Q Is there anything organisations can do to regain trust once they’ve lost it?

RB If you look at most trust crises, it all comes down to integrity. The companies claim it’s a capability problem: ‘We’ll fix the system, we’ll put more bots on it, or whatever the technology fix is.’ But actually, it’s a culture problem: it’s people saying ‘I don’t believe your interests are aligned with my best interests.’ That is a really hard place for a company to come back from.

Samsung is a good example. The company went through a trust crisis over problems with its Galaxy Note 7 smartphone. Samsung admitted it was about the phone but it also said what was wrong with its systems and fixed them.

Q You’ve talked about transparency not being the answer.

RB People talk about transparency as a magical cure and it’s not. I think transparency is a tool.

Gender pay is a really good example. If we can get accurate, accessible information on gender pay, we can create some actual change around that. But when we’re calling for blanket transparency and saying that this is the way to create more trust, it’s actually wrong. First of all, I don’t think any company can promise true transparency, so all you get is surface-level information disclosure.

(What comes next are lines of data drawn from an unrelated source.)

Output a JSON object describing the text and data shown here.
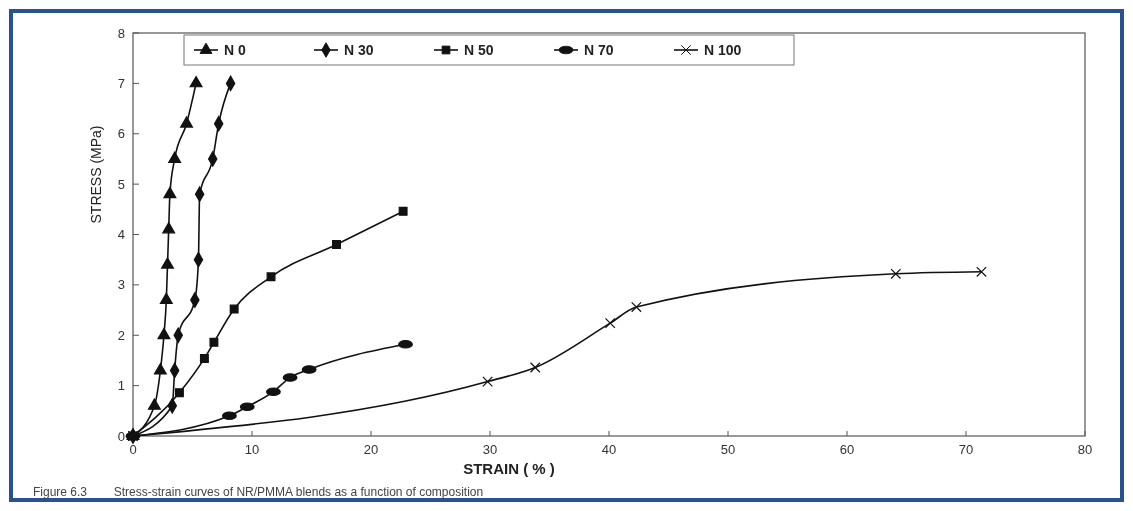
{
  "chart_data": {
    "type": "line",
    "xlabel": "STRAIN ( % )",
    "ylabel": "STRESS (MPa)",
    "annotations": [
      "Figure 6.3        Stress-strain curves of NR/PMMA blends as a function of composition"
    ],
    "xlim": [
      0,
      80
    ],
    "ylim": [
      0,
      8
    ],
    "xticks": [
      0,
      10,
      20,
      30,
      40,
      50,
      60,
      70,
      80
    ],
    "yticks": [
      0,
      1,
      2,
      3,
      4,
      5,
      6,
      7,
      8
    ],
    "legend": "top",
    "grid": false,
    "line_style": "solid",
    "series": [
      {
        "name": "N 0",
        "color": "#111111",
        "marker": "triangle",
        "x": [
          0,
          1.8,
          2.3,
          2.6,
          2.8,
          2.9,
          3.0,
          3.1,
          3.5,
          4.5,
          5.3
        ],
        "values": [
          0,
          0.6,
          1.3,
          2.0,
          2.7,
          3.4,
          4.1,
          4.8,
          5.5,
          6.2,
          7.0
        ]
      },
      {
        "name": "N 30",
        "color": "#111111",
        "marker": "diamond",
        "x": [
          0,
          3.3,
          3.5,
          3.8,
          5.2,
          5.5,
          5.6,
          6.7,
          7.2,
          8.2
        ],
        "values": [
          0,
          0.6,
          1.3,
          2.0,
          2.7,
          3.5,
          4.8,
          5.5,
          6.2,
          7.0
        ]
      },
      {
        "name": "N 50",
        "color": "#111111",
        "marker": "square",
        "x": [
          0,
          3.9,
          6.0,
          6.8,
          8.5,
          11.6,
          17.1,
          22.7
        ],
        "values": [
          0,
          0.86,
          1.54,
          1.86,
          2.52,
          3.16,
          3.8,
          4.46
        ]
      },
      {
        "name": "N 70",
        "color": "#111111",
        "marker": "circle",
        "x": [
          0,
          8.1,
          9.6,
          11.8,
          13.2,
          14.8,
          22.9
        ],
        "values": [
          0,
          0.4,
          0.58,
          0.88,
          1.16,
          1.32,
          1.82
        ]
      },
      {
        "name": "N 100",
        "color": "#111111",
        "marker": "cross",
        "x": [
          0,
          29.8,
          33.8,
          40.1,
          42.3,
          64.1,
          71.3
        ],
        "values": [
          0,
          1.08,
          1.36,
          2.24,
          2.56,
          3.22,
          3.26
        ]
      }
    ]
  }
}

I’m not saying that more transparency in banking is a bad thing: being clear around interest rates and terms and conditions and payment schedules is absolutely key. But this idea that more transparency increases trust is not how it works. If I really trusted the bank, I would believe what they said about interest rates; I wouldn’t need to know.

Q Who should take responsibility for creating a framework of trust?

RB It depends on the context. The sales centre should take responsibility for certain things. If we’re talking about diversity around hiring, that’s an HR issue. If we’re talking about good governance, that’s a legal issue. So it’s really contextual.

When people talk about trust, they’re often talking about responsibility: who should be responsible when things go wrong? And so much of the anger, fear and lack of confidence around big systems – particularly financial institutions – is because of the lack of responsibility and accountability when things do go wrong.

Q Does regulation make companies seem more trustworthy or less?

RB People approach regulation in this top-down, hierarchical, linear fashion. You can see it with the Financial Conduct Authority trying to get its head around cryptocurrencies. You can’t apply the regulation that exists for existing currencies, so it requires a completely different mindset – not just what that regulation looks like, but how those regulations are enforced. I think one of the mistakes that we make is around how to create regulation that can be owned by the community. I don’t think we’ve really cracked this idea yet of self-policing and community moderation.

Q What can accountancy professionals do to increase trust?

RB My trust does not lie in a firm: it lies in an individual. Accountants understand risk because risk can be measured; they understand money because money can be measured. But you cannot think about trust in the same way. You can measure the traits that we talked about, but the idea that you can have a sort of trust barometer – well, you can’t measure a human belief.

Risk is made up of likelihood and severity: how bad something’s going to be and the likelihood of it happening. With any client, in any situation, I think it’s worth asking: ‘Am I trying to reduce the likelihood of something bad happening? Am I trying to reduce the severity of the possible consequence? Or am I trying to increase the confidence of my client to take this risk?’